L’antiberlusconismo, la sinistra e il ritorno al primato della politica

POLITICA. Divisivo in vita, divisivo in morte. Non poteva che essere così. La figura di Berlusconi è stata troppo pervasiva per non lasciare una traccia indelebile nella politica nazionale. Per trent’anni non si poteva essere che berlusconiani o antiberlusconiani.

È proprio in questa sua capacità di tracciare le linee di divisione del campo politico, creando il fronte dei sostenitori contro quello dei suoi nemici, che paradossalmente si misura il ruolo dominante della sua figura in quest’ultimo trentennio di vita politica.

Perlopiù ci si concentra sul successo strabiliante con cui in quattro mesi (dal gennaio al marzo 1994) ha costruito dal nulla un partito maggioritario e che, sorprendentemente, ha conquistato la guida del Paese. Non si riflette abbastanza sul fatto che il padrone di Mediaset non solo ha reso la destra per la prima volta nella storia d’Italia competitiva, ma ha anche ritagliato sulla sua immagine l’impostazione politica assunta dall’opposizione. Da allora la sinistra è stata soprattutto, e prima di tutto, anti-berlusconiana, condizionata nella sua strategia. Se pensiamo che un politico come Fausto Bertinotti è arrivato a dire che è stata «drogata», riconosciamo come la sua identità sia stata appiattita sul contrasto al demone Berlusconi, lasciandola afona sulla sua autentica missione.

Anche in questi giorni si sentono ribadire dall’opposizione i punti cardine dell’anti-berlusconismo. Anzitutto, la contaminazione dell’etica pubblica tramite quell’«individualismo amorale» di cui il tycoon di Arcore sarebbe stato alfiere.

In secondo luogo, il conflitto di interessi che lo avrebbe portato a far approvare soprattutto leggi ad personam per garantirsi l’impunità.

In terzo luogo, la sua condanna in via definitiva per evasione fiscale che sarebbe solo la punta di un iceberg di illegalità perpetrata dal padrone di Mediaset. Da ultimo, una vita condotta all’insegna di un edonismo contrassegnato da un fondo di misoginia di cui le «serate eleganti» con le «Olgettine» sarebbero il marchio.

Come si vede, sono tutti rilievi che attengono alla sfera dei valori e della moralità, pubblica e privata, del leader di Forza Italia. Ma con il moralismo si può fare del giustizialismo. Non si fa politica. Eppure del primato della politica la sinistra è stata la grande sostenitrice per tutto il lungo Dopoguerra, dominato dalla Guerra fredda.
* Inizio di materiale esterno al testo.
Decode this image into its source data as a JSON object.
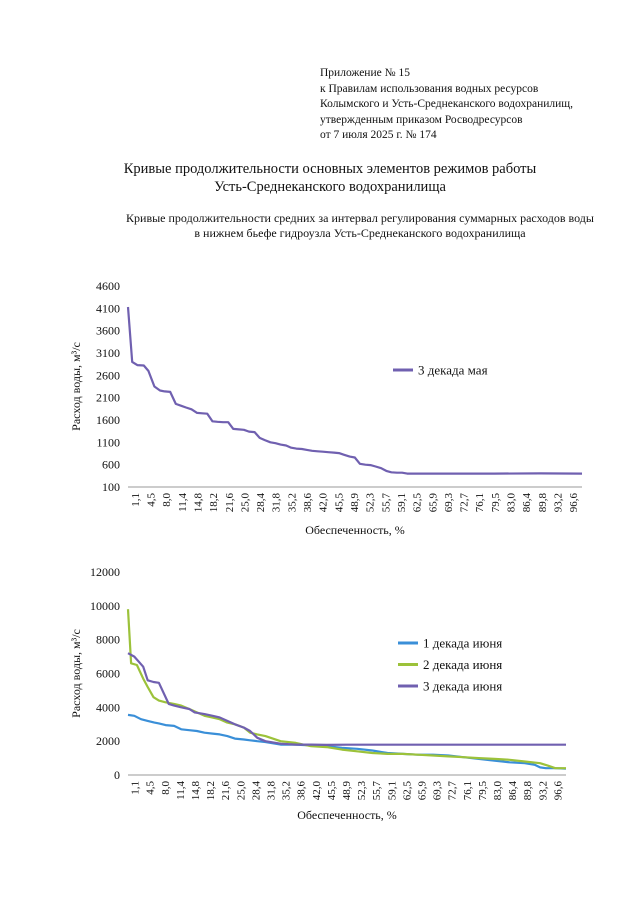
{
  "header": {
    "lines": [
      "Приложение № 15",
      "к Правилам использования водных ресурсов",
      "Колымского и Усть-Среднеканского водохранилищ,",
      "утвержденным приказом Росводресурсов",
      "от 7 июля 2025 г. № 174"
    ]
  },
  "title_lines": [
    "Кривые продолжительности основных элементов режимов работы",
    "Усть-Среднеканского водохранилища"
  ],
  "subtitle_lines": [
    "Кривые продолжительности средних за интервал регулирования суммарных расходов воды",
    "в нижнем бьефе гидроузла Усть-Среднеканского водохранилища"
  ],
  "chart_data": [
    {
      "type": "line",
      "title": "",
      "xlabel": "Обеспеченность, %",
      "ylabel": "Расход воды, м³/с",
      "ylim": [
        100,
        4600
      ],
      "yticks": [
        "100",
        "600",
        "1100",
        "1600",
        "2100",
        "2600",
        "3100",
        "3600",
        "4100",
        "4600"
      ],
      "xlim": [
        1.1,
        99.0
      ],
      "xticks": [
        "1,1",
        "4,5",
        "8,0",
        "11,4",
        "14,8",
        "18,2",
        "21,6",
        "25,0",
        "28,4",
        "31,8",
        "35,2",
        "38,6",
        "42,0",
        "45,5",
        "48,9",
        "52,3",
        "55,7",
        "59,1",
        "62,5",
        "65,9",
        "69,3",
        "72,7",
        "76,1",
        "79,5",
        "83,0",
        "86,4",
        "89,8",
        "93,2",
        "96,6"
      ],
      "legend_position": "right",
      "series": [
        {
          "name": "3 декада мая",
          "color": "#7060B0",
          "x": [
            1.1,
            2.0,
            3.1,
            4.5,
            5.5,
            6.8,
            8.0,
            9.0,
            10.2,
            11.4,
            12.5,
            13.6,
            14.8,
            16.0,
            17.1,
            18.2,
            19.3,
            20.4,
            21.6,
            22.7,
            23.8,
            25.0,
            26.1,
            27.2,
            28.4,
            29.5,
            30.6,
            31.8,
            32.9,
            34.0,
            35.2,
            36.3,
            37.4,
            38.6,
            39.7,
            40.8,
            42.0,
            43.1,
            44.3,
            45.5,
            46.6,
            47.7,
            48.9,
            50.0,
            51.1,
            52.3,
            53.4,
            54.5,
            55.7,
            56.8,
            57.9,
            59.1,
            60.2,
            61.3,
            62.5,
            70.0,
            80.0,
            90.0,
            99.0
          ],
          "values": [
            4130,
            2900,
            2830,
            2820,
            2700,
            2350,
            2260,
            2240,
            2230,
            1960,
            1920,
            1880,
            1840,
            1760,
            1750,
            1740,
            1570,
            1560,
            1550,
            1550,
            1400,
            1390,
            1380,
            1340,
            1330,
            1200,
            1150,
            1100,
            1080,
            1050,
            1030,
            980,
            960,
            950,
            930,
            910,
            900,
            890,
            880,
            870,
            860,
            820,
            780,
            760,
            620,
            600,
            590,
            560,
            520,
            460,
            430,
            420,
            420,
            400,
            400,
            400,
            400,
            405,
            400
          ]
        }
      ]
    },
    {
      "type": "line",
      "title": "",
      "xlabel": "Обеспеченность, %",
      "ylabel": "Расход воды, м³/с",
      "ylim": [
        0,
        12000
      ],
      "yticks": [
        "0",
        "2000",
        "4000",
        "6000",
        "8000",
        "10000",
        "12000"
      ],
      "xlim": [
        1.1,
        99.0
      ],
      "xticks": [
        "1,1",
        "4,5",
        "8,0",
        "11,4",
        "14,8",
        "18,2",
        "21,6",
        "25,0",
        "28,4",
        "31,8",
        "35,2",
        "38,6",
        "42,0",
        "45,5",
        "48,9",
        "52,3",
        "55,7",
        "59,1",
        "62,5",
        "65,9",
        "69,3",
        "72,7",
        "76,1",
        "79,5",
        "83,0",
        "86,4",
        "89,8",
        "93,2",
        "96,6"
      ],
      "legend_position": "right",
      "series": [
        {
          "name": "1 декада июня",
          "color": "#3A8FD8",
          "x": [
            1.1,
            2.5,
            4.0,
            5.5,
            7.0,
            8.0,
            9.5,
            11.4,
            13.0,
            14.8,
            16.5,
            18.2,
            20.0,
            21.6,
            23.3,
            25.0,
            27.0,
            28.4,
            30.0,
            31.8,
            35.2,
            38.6,
            42.0,
            45.5,
            48.9,
            52.3,
            55.7,
            59.1,
            62.5,
            65.9,
            69.3,
            72.7,
            76.1,
            79.5,
            83.0,
            86.4,
            89.8,
            92.0,
            93.2,
            94.5,
            96.6,
            99.0
          ],
          "values": [
            3550,
            3500,
            3300,
            3200,
            3100,
            3050,
            2950,
            2900,
            2700,
            2650,
            2600,
            2500,
            2450,
            2400,
            2300,
            2150,
            2100,
            2050,
            2000,
            1950,
            1800,
            1800,
            1750,
            1700,
            1600,
            1550,
            1450,
            1300,
            1250,
            1200,
            1200,
            1150,
            1050,
            950,
            850,
            750,
            700,
            600,
            450,
            400,
            400,
            380
          ]
        },
        {
          "name": "2 декада июня",
          "color": "#9CC23A",
          "x": [
            1.1,
            1.8,
            3.1,
            4.5,
            5.5,
            6.8,
            8.0,
            9.5,
            11.4,
            13.0,
            14.8,
            16.5,
            18.2,
            20.0,
            21.6,
            23.3,
            25.0,
            27.0,
            28.4,
            30.0,
            31.8,
            35.2,
            38.6,
            42.0,
            45.5,
            48.9,
            52.3,
            55.7,
            59.1,
            62.5,
            65.9,
            69.3,
            72.7,
            76.1,
            79.5,
            83.0,
            86.4,
            89.8,
            93.2,
            95.0,
            96.6,
            99.0
          ],
          "values": [
            9800,
            6600,
            6500,
            5700,
            5200,
            4600,
            4400,
            4300,
            4200,
            4100,
            3900,
            3700,
            3500,
            3400,
            3300,
            3100,
            3000,
            2800,
            2500,
            2400,
            2300,
            2000,
            1900,
            1700,
            1650,
            1500,
            1400,
            1300,
            1250,
            1250,
            1200,
            1150,
            1100,
            1050,
            1000,
            950,
            900,
            800,
            700,
            550,
            400,
            400
          ]
        },
        {
          "name": "3 декада июня",
          "color": "#7060B0",
          "x": [
            1.1,
            2.5,
            4.5,
            5.5,
            6.8,
            8.0,
            10.2,
            11.4,
            13.0,
            14.8,
            16.0,
            18.2,
            20.0,
            21.6,
            23.3,
            25.0,
            27.0,
            28.4,
            30.0,
            31.8,
            35.2,
            38.6,
            42.0,
            45.5,
            50.0,
            60.0,
            70.0,
            80.0,
            90.0,
            99.0
          ],
          "values": [
            7200,
            7000,
            6400,
            5600,
            5500,
            5450,
            4200,
            4100,
            4000,
            3900,
            3700,
            3600,
            3500,
            3400,
            3200,
            3000,
            2800,
            2600,
            2200,
            2000,
            1850,
            1800,
            1800,
            1780,
            1790,
            1790,
            1790,
            1790,
            1790,
            1790
          ]
        }
      ]
    }
  ]
}
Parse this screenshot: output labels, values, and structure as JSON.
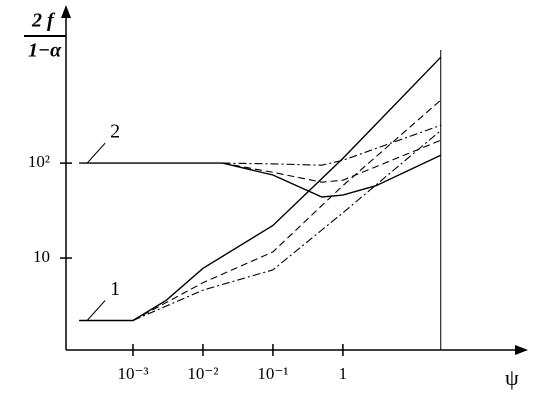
{
  "chart_data": {
    "type": "line",
    "y_label_numerator": "2 f",
    "y_label_denominator": "1−α",
    "x_label": "ψ",
    "xscale": "log",
    "yscale": "log",
    "xlim": [
      0.0001,
      400
    ],
    "ylim": [
      1,
      4000
    ],
    "xticks": [
      {
        "value": 0.001,
        "label": "10⁻³"
      },
      {
        "value": 0.01,
        "label": "10⁻²"
      },
      {
        "value": 0.1,
        "label": "10⁻¹"
      },
      1
    ],
    "yticks": [
      10,
      {
        "value": 100,
        "label": "10²"
      }
    ],
    "vertical_line_x": 25,
    "annotations": [
      "1",
      "2"
    ],
    "series": [
      {
        "color": "#000",
        "dash": "solid",
        "x": [
          0.00017,
          0.001,
          0.003,
          0.01,
          0.1,
          1,
          25
        ],
        "values": [
          2.2,
          2.2,
          3.6,
          7.8,
          22,
          112,
          1300
        ]
      },
      {
        "color": "#000",
        "dash": "dashed",
        "x": [
          0.001,
          0.01,
          0.1,
          1,
          25
        ],
        "values": [
          2.2,
          5.5,
          11.6,
          58,
          460
        ]
      },
      {
        "color": "#000",
        "dash": "dashdot",
        "x": [
          0.001,
          0.01,
          0.1,
          1,
          25
        ],
        "values": [
          2.2,
          4.6,
          7.5,
          30,
          220
        ]
      },
      {
        "color": "#000",
        "dash": "solid",
        "x": [
          0.00017,
          0.019,
          0.1,
          0.5,
          1,
          3,
          25
        ],
        "values": [
          100,
          100,
          75,
          44,
          46,
          58,
          121
        ]
      },
      {
        "color": "#000",
        "dash": "dashed",
        "x": [
          0.019,
          0.1,
          0.5,
          1,
          25
        ],
        "values": [
          100,
          80,
          63,
          66,
          174
        ]
      },
      {
        "color": "#000",
        "dash": "dashdot",
        "x": [
          0.019,
          0.1,
          0.5,
          1,
          25
        ],
        "values": [
          100,
          98,
          95,
          107,
          250
        ]
      }
    ]
  }
}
Essa aveva della politica una considerazione «alta». Aveva l’idea che la realtà fosse integralmente permeata dalla politica, capace di determinare i grandi movimenti della storia, in grado di emancipare l’individuo, convinta che la persona dovesse essere giudicata in base all’ideologia che sostiene le sue azioni e non per la moralità o immoralità di quelle.

È dalla fine anni Sessanta che si assiste ad un suo slittamento che la spinge a passare dalla competizione programmatica a quella retorica sui valori socialmente condivisi. Un percorso, questo, che l’ha portata a trascurare l’autentica proposta sulle politiche sociali ed economiche per rifugiarsi nella competizione sui valori. In qualche caso, questo cambiamento di rotta l’ha costretta ad abbandonare battaglie che facevano parte della sua storia, come il garantismo, ora rigettato perché contagiato dall’ombra di Berlusconi. Prima si libera dell’antiberlusconismo e meglio è per lei.